In the first year of life the disease can regress on it’s own even if disseminated.
In older children prognosis is decidedly unfavorable.

Paediatric Brain Tumours

What are paediatric brain tumours?

In addition to Neuroblastoma research, our Association supports “Progetto Pensiero” for help against paediatric brain tumours: thanks to our contribution misdiagnoses decreased from an initial 36% of ten years ago to 0%. However, there is still much to be done before finding a permanent cure for these diseases.
Paediatric Brain Tumors are a very diverse group of diseases, different from those of adults and much more rare.
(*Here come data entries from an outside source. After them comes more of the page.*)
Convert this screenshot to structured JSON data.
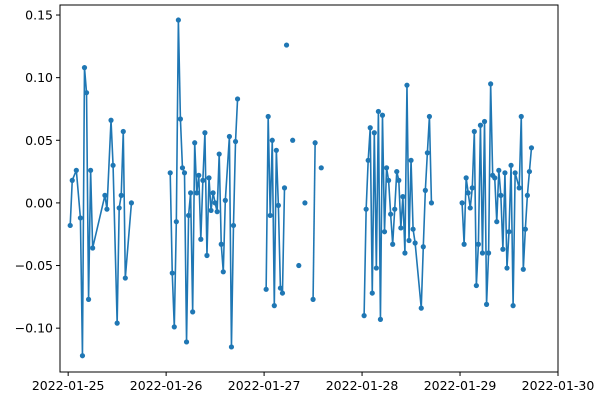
{
  "chart_data": {
    "type": "line",
    "markers": true,
    "grid": false,
    "legend": "none",
    "title": "",
    "xlabel": "",
    "ylabel": "",
    "xlim": [
      "2022-01-24T22:00",
      "2022-01-30T00:00"
    ],
    "ylim": [
      -0.135,
      0.158
    ],
    "x_ticks": [
      "2022-01-25",
      "2022-01-26",
      "2022-01-27",
      "2022-01-28",
      "2022-01-29",
      "2022-01-30"
    ],
    "y_ticks": [
      -0.1,
      -0.05,
      0.0,
      0.05,
      0.1,
      0.15
    ],
    "y_tick_labels": [
      "−0.10",
      "−0.05",
      "0.00",
      "0.05",
      "0.10",
      "0.15"
    ],
    "series": [
      {
        "color": "#1f77b4",
        "segments": [
          [
            [
              "2022-01-25T00:30",
              -0.018
            ],
            [
              "2022-01-25T01:00",
              0.018
            ],
            [
              "2022-01-25T02:00",
              0.026
            ],
            [
              "2022-01-25T03:00",
              -0.012
            ],
            [
              "2022-01-25T03:30",
              -0.122
            ],
            [
              "2022-01-25T04:00",
              0.108
            ],
            [
              "2022-01-25T04:30",
              0.088
            ],
            [
              "2022-01-25T05:00",
              -0.077
            ],
            [
              "2022-01-25T05:30",
              0.026
            ],
            [
              "2022-01-25T06:00",
              -0.036
            ],
            [
              "2022-01-25T09:00",
              0.006
            ],
            [
              "2022-01-25T09:30",
              -0.005
            ],
            [
              "2022-01-25T10:30",
              0.066
            ],
            [
              "2022-01-25T11:00",
              0.03
            ],
            [
              "2022-01-25T12:00",
              -0.096
            ],
            [
              "2022-01-25T12:30",
              -0.004
            ],
            [
              "2022-01-25T13:00",
              0.006
            ],
            [
              "2022-01-25T13:30",
              0.057
            ],
            [
              "2022-01-25T14:00",
              -0.06
            ],
            [
              "2022-01-25T15:30",
              0.0
            ]
          ],
          [
            [
              "2022-01-26T01:00",
              0.024
            ],
            [
              "2022-01-26T01:30",
              -0.056
            ],
            [
              "2022-01-26T02:00",
              -0.099
            ],
            [
              "2022-01-26T02:30",
              -0.015
            ],
            [
              "2022-01-26T03:00",
              0.146
            ],
            [
              "2022-01-26T03:30",
              0.067
            ],
            [
              "2022-01-26T04:00",
              0.028
            ],
            [
              "2022-01-26T04:30",
              0.024
            ],
            [
              "2022-01-26T05:00",
              -0.111
            ],
            [
              "2022-01-26T05:30",
              -0.01
            ],
            [
              "2022-01-26T06:00",
              0.008
            ],
            [
              "2022-01-26T06:30",
              -0.087
            ],
            [
              "2022-01-26T07:00",
              0.048
            ],
            [
              "2022-01-26T07:30",
              0.008
            ],
            [
              "2022-01-26T08:00",
              0.022
            ],
            [
              "2022-01-26T08:30",
              -0.029
            ],
            [
              "2022-01-26T09:00",
              0.018
            ],
            [
              "2022-01-26T09:30",
              0.056
            ],
            [
              "2022-01-26T10:00",
              -0.042
            ],
            [
              "2022-01-26T10:30",
              0.02
            ],
            [
              "2022-01-26T11:00",
              -0.006
            ],
            [
              "2022-01-26T11:30",
              0.008
            ],
            [
              "2022-01-26T12:00",
              0.0
            ],
            [
              "2022-01-26T12:30",
              -0.007
            ],
            [
              "2022-01-26T13:00",
              0.039
            ],
            [
              "2022-01-26T13:30",
              -0.033
            ],
            [
              "2022-01-26T14:00",
              -0.055
            ],
            [
              "2022-01-26T14:30",
              0.002
            ],
            [
              "2022-01-26T15:30",
              0.053
            ],
            [
              "2022-01-26T16:00",
              -0.115
            ],
            [
              "2022-01-26T16:30",
              -0.018
            ],
            [
              "2022-01-26T17:00",
              0.049
            ],
            [
              "2022-01-26T17:30",
              0.083
            ]
          ],
          [
            [
              "2022-01-27T00:30",
              -0.069
            ],
            [
              "2022-01-27T01:00",
              0.069
            ],
            [
              "2022-01-27T01:30",
              -0.01
            ],
            [
              "2022-01-27T02:00",
              0.05
            ],
            [
              "2022-01-27T02:30",
              -0.082
            ],
            [
              "2022-01-27T03:00",
              0.042
            ],
            [
              "2022-01-27T03:30",
              -0.002
            ],
            [
              "2022-01-27T04:00",
              -0.068
            ],
            [
              "2022-01-27T04:30",
              -0.072
            ],
            [
              "2022-01-27T05:00",
              0.012
            ]
          ],
          [
            [
              "2022-01-27T05:30",
              0.126
            ]
          ],
          [
            [
              "2022-01-27T07:00",
              0.05
            ]
          ],
          [
            [
              "2022-01-27T08:30",
              -0.05
            ]
          ],
          [
            [
              "2022-01-27T10:00",
              0.0
            ]
          ],
          [
            [
              "2022-01-27T12:00",
              -0.077
            ],
            [
              "2022-01-27T12:30",
              0.048
            ]
          ],
          [
            [
              "2022-01-27T14:00",
              0.028
            ]
          ],
          [
            [
              "2022-01-28T00:30",
              -0.09
            ],
            [
              "2022-01-28T01:00",
              -0.005
            ],
            [
              "2022-01-28T01:30",
              0.034
            ],
            [
              "2022-01-28T02:00",
              0.06
            ],
            [
              "2022-01-28T02:30",
              -0.072
            ],
            [
              "2022-01-28T03:00",
              0.056
            ],
            [
              "2022-01-28T03:30",
              -0.052
            ],
            [
              "2022-01-28T04:00",
              0.073
            ],
            [
              "2022-01-28T04:30",
              -0.093
            ],
            [
              "2022-01-28T05:00",
              0.07
            ],
            [
              "2022-01-28T05:30",
              -0.023
            ],
            [
              "2022-01-28T06:00",
              0.028
            ],
            [
              "2022-01-28T06:30",
              0.018
            ],
            [
              "2022-01-28T07:00",
              -0.009
            ],
            [
              "2022-01-28T07:30",
              -0.033
            ],
            [
              "2022-01-28T08:00",
              -0.005
            ],
            [
              "2022-01-28T08:30",
              0.025
            ],
            [
              "2022-01-28T09:00",
              0.018
            ],
            [
              "2022-01-28T09:30",
              -0.02
            ],
            [
              "2022-01-28T10:00",
              0.005
            ],
            [
              "2022-01-28T10:30",
              -0.04
            ],
            [
              "2022-01-28T11:00",
              0.094
            ],
            [
              "2022-01-28T11:30",
              -0.03
            ],
            [
              "2022-01-28T12:00",
              0.034
            ],
            [
              "2022-01-28T12:30",
              -0.021
            ],
            [
              "2022-01-28T13:00",
              -0.032
            ],
            [
              "2022-01-28T14:30",
              -0.084
            ],
            [
              "2022-01-28T15:00",
              -0.035
            ],
            [
              "2022-01-28T15:30",
              0.01
            ],
            [
              "2022-01-28T16:00",
              0.04
            ],
            [
              "2022-01-28T16:30",
              0.069
            ],
            [
              "2022-01-28T17:00",
              0.0
            ]
          ],
          [
            [
              "2022-01-29T00:30",
              0.0
            ],
            [
              "2022-01-29T01:00",
              -0.033
            ],
            [
              "2022-01-29T01:30",
              0.02
            ],
            [
              "2022-01-29T02:00",
              0.008
            ],
            [
              "2022-01-29T02:30",
              -0.004
            ],
            [
              "2022-01-29T03:00",
              0.012
            ],
            [
              "2022-01-29T03:30",
              0.057
            ],
            [
              "2022-01-29T04:00",
              -0.066
            ],
            [
              "2022-01-29T04:30",
              -0.033
            ],
            [
              "2022-01-29T05:00",
              0.062
            ],
            [
              "2022-01-29T05:30",
              -0.04
            ],
            [
              "2022-01-29T06:00",
              0.065
            ],
            [
              "2022-01-29T06:30",
              -0.081
            ],
            [
              "2022-01-29T07:00",
              -0.04
            ],
            [
              "2022-01-29T07:30",
              0.095
            ],
            [
              "2022-01-29T08:00",
              0.022
            ],
            [
              "2022-01-29T08:30",
              0.02
            ],
            [
              "2022-01-29T09:00",
              -0.015
            ],
            [
              "2022-01-29T09:30",
              0.026
            ],
            [
              "2022-01-29T10:00",
              0.006
            ],
            [
              "2022-01-29T10:30",
              -0.037
            ],
            [
              "2022-01-29T11:00",
              0.024
            ],
            [
              "2022-01-29T11:30",
              -0.052
            ],
            [
              "2022-01-29T12:00",
              -0.023
            ],
            [
              "2022-01-29T12:30",
              0.03
            ],
            [
              "2022-01-29T13:00",
              -0.082
            ],
            [
              "2022-01-29T13:30",
              0.024
            ],
            [
              "2022-01-29T14:30",
              0.012
            ],
            [
              "2022-01-29T15:00",
              0.069
            ],
            [
              "2022-01-29T15:30",
              -0.053
            ],
            [
              "2022-01-29T16:00",
              -0.021
            ],
            [
              "2022-01-29T16:30",
              0.006
            ],
            [
              "2022-01-29T17:00",
              0.025
            ],
            [
              "2022-01-29T17:30",
              0.044
            ]
          ]
        ]
      }
    ]
  }
}
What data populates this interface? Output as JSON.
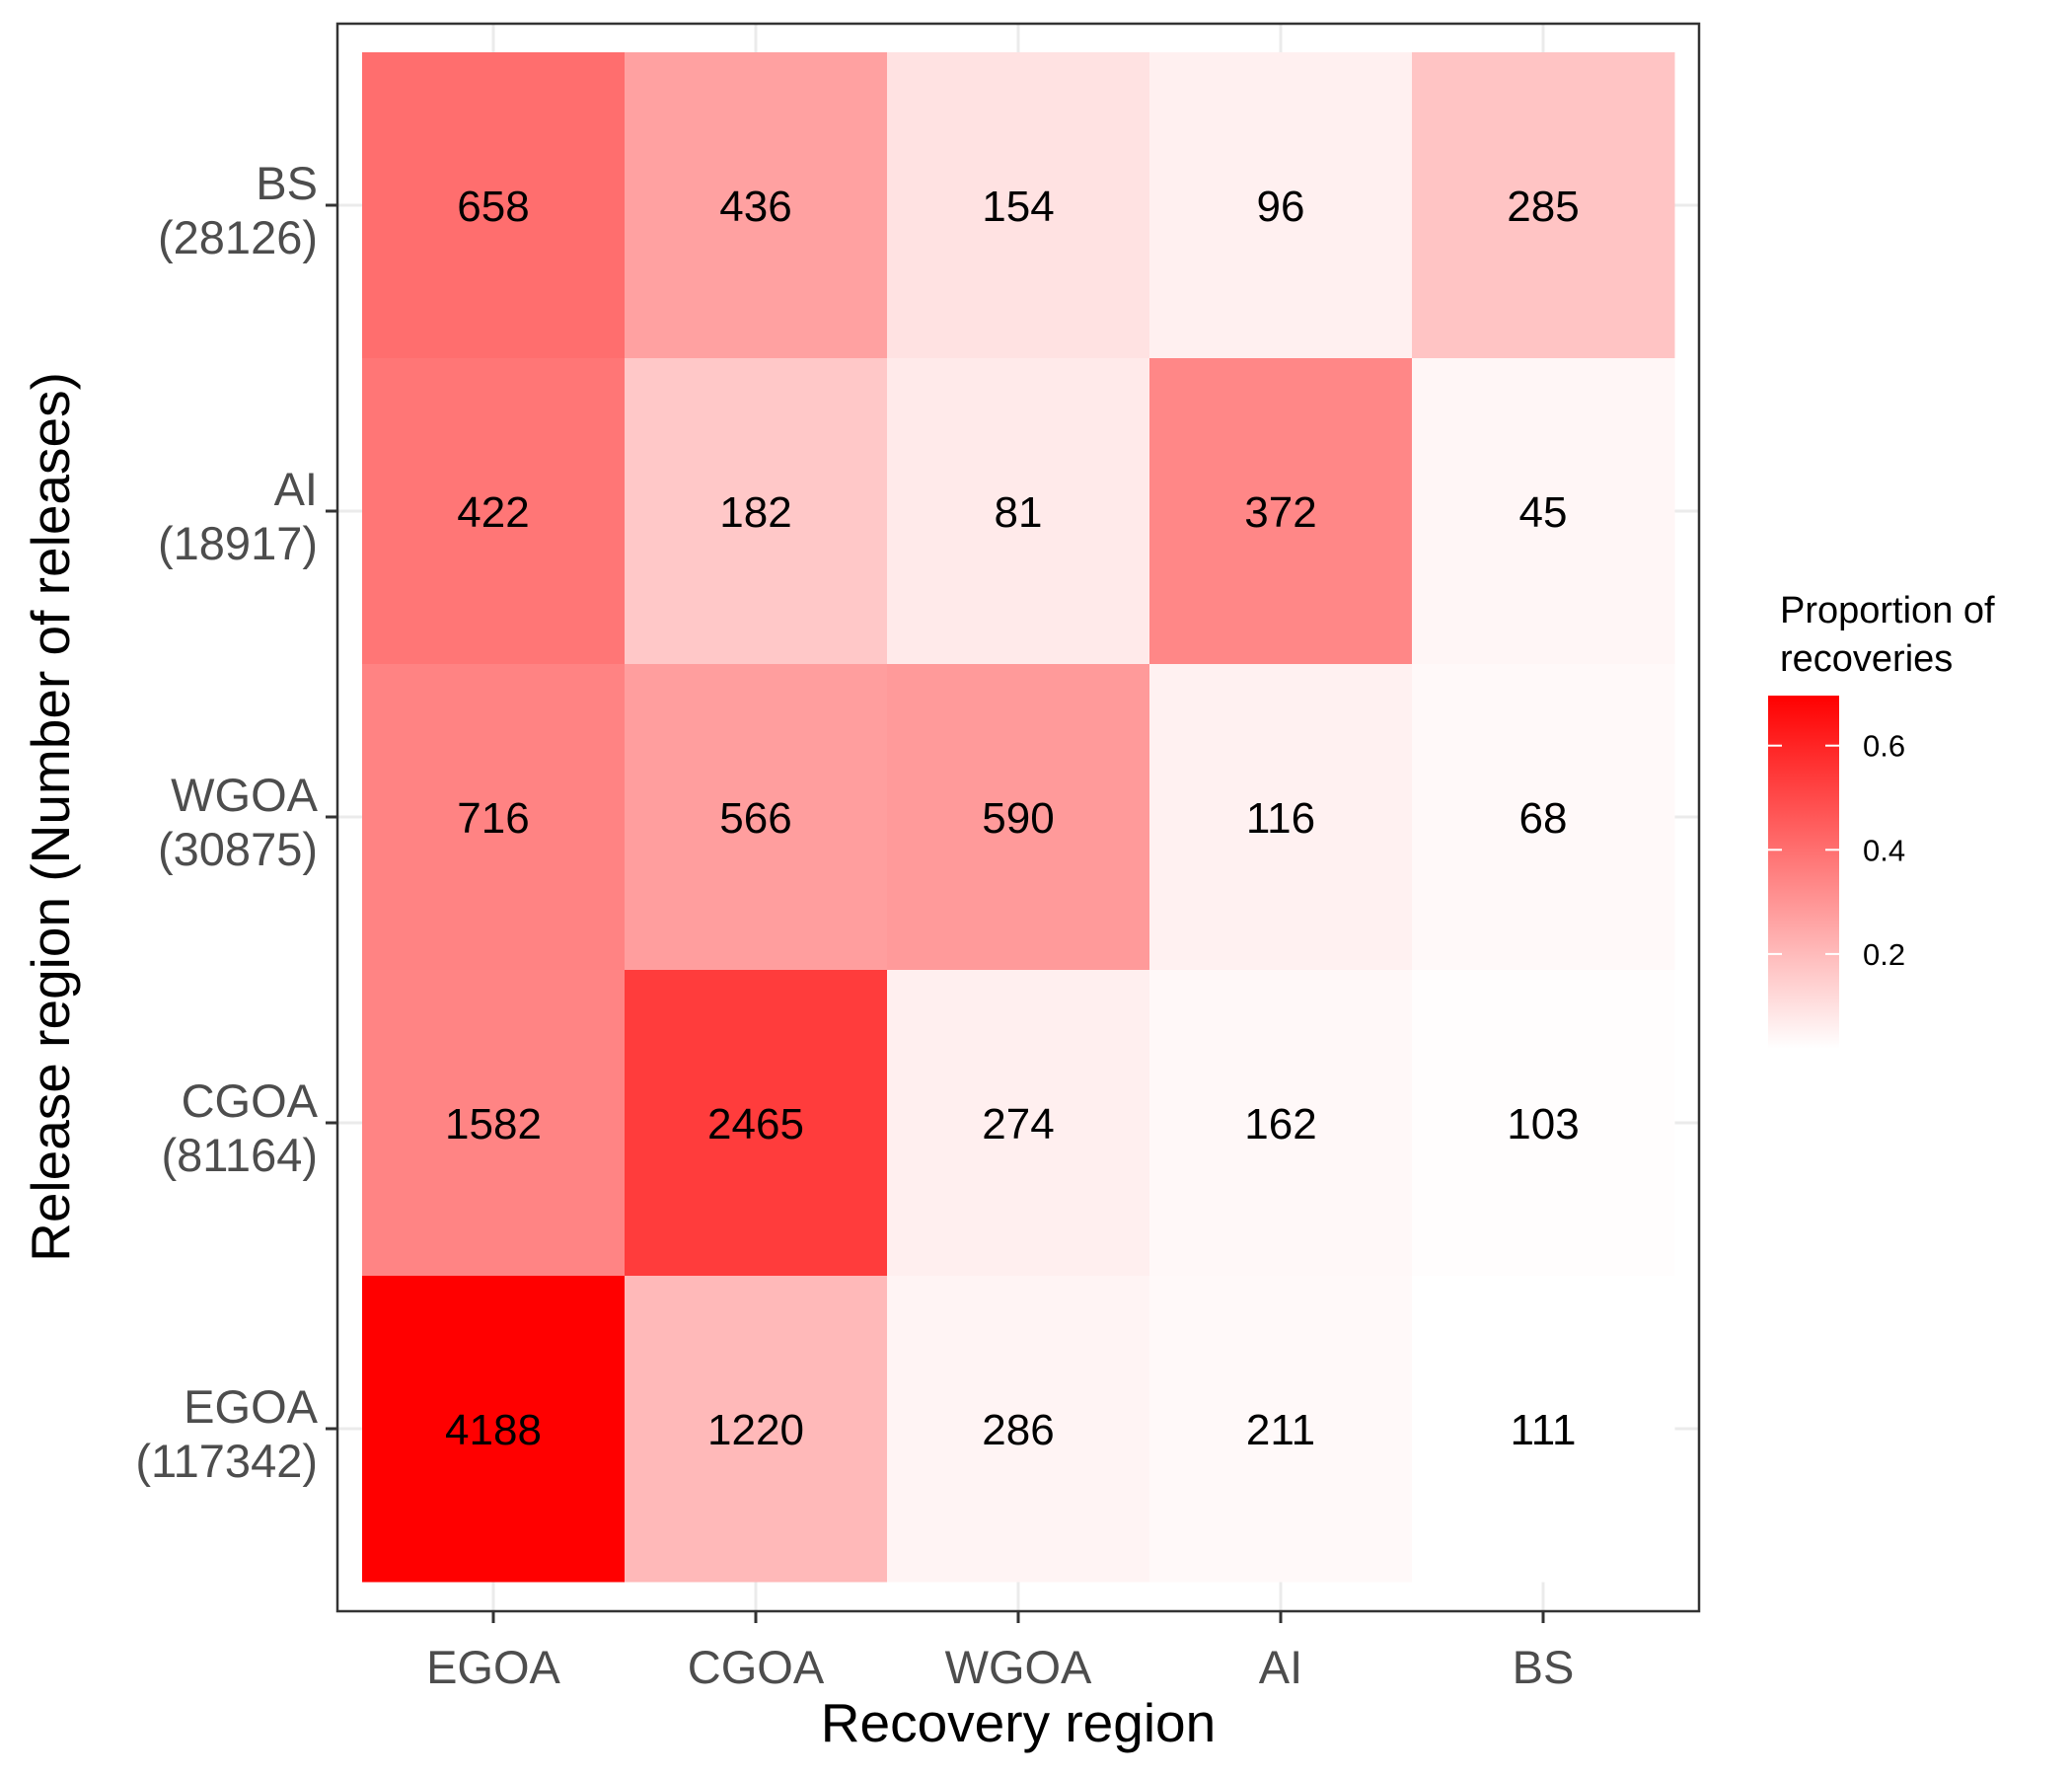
{
  "chart_data": {
    "type": "heatmap",
    "title": "",
    "xlabel": "Recovery region",
    "ylabel": "Release region (Number of releases)",
    "x_categories": [
      "EGOA",
      "CGOA",
      "WGOA",
      "AI",
      "BS"
    ],
    "y_categories": [
      {
        "name": "BS",
        "releases": "(28126)"
      },
      {
        "name": "AI",
        "releases": "(18917)"
      },
      {
        "name": "WGOA",
        "releases": "(30875)"
      },
      {
        "name": "CGOA",
        "releases": "(81164)"
      },
      {
        "name": "EGOA",
        "releases": "(117342)"
      }
    ],
    "values": [
      [
        658,
        436,
        154,
        96,
        285
      ],
      [
        422,
        182,
        81,
        372,
        45
      ],
      [
        716,
        566,
        590,
        116,
        68
      ],
      [
        1582,
        2465,
        274,
        162,
        103
      ],
      [
        4188,
        1220,
        286,
        211,
        111
      ]
    ],
    "fill_metric": "row proportion (value / row total recoveries)",
    "legend": {
      "title_lines": [
        "Proportion of",
        "recoveries"
      ],
      "ticks": [
        "0.2",
        "0.4",
        "0.6"
      ],
      "tick_values": [
        0.2,
        0.4,
        0.6
      ],
      "range": [
        0.018,
        0.696
      ],
      "low_color": "#FFFFFF",
      "high_color": "#FF0000",
      "placement": "right"
    },
    "grid": true,
    "panel_border": true
  }
}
The diagnosis of a pediatric brain tumor can be difficult since there are over fifteen different histological types. In Italy the number of new cases per year is about 400.
The incidence of pediatric brain tumors is slightly higher among males than females and is higher in young children.
These include Medulloblastoma and ependymomas.
Medulloblastoma, which is the most frequent and common among pediatric brain tumors, forms in cerebellum. Due to alterations in Dna, some healthy nerve cells degenerate into cancer cells and begin to multiply uncontrollably.
Survival of Medulloblastoma at 5 years after diagnosis is around 60-70 percent. Ependymomas, on the other hand, are part of a group of tumors called “gliomas” that occur mainly within 6 years. Overall they account for 10% of all childhood tumors of central nervous system.
Survival at 5 years from diagnosis varies depending on the degree of ependymoma and, in the most favorable cases, can reach 75%. Relapses over 5 years are not uncommon.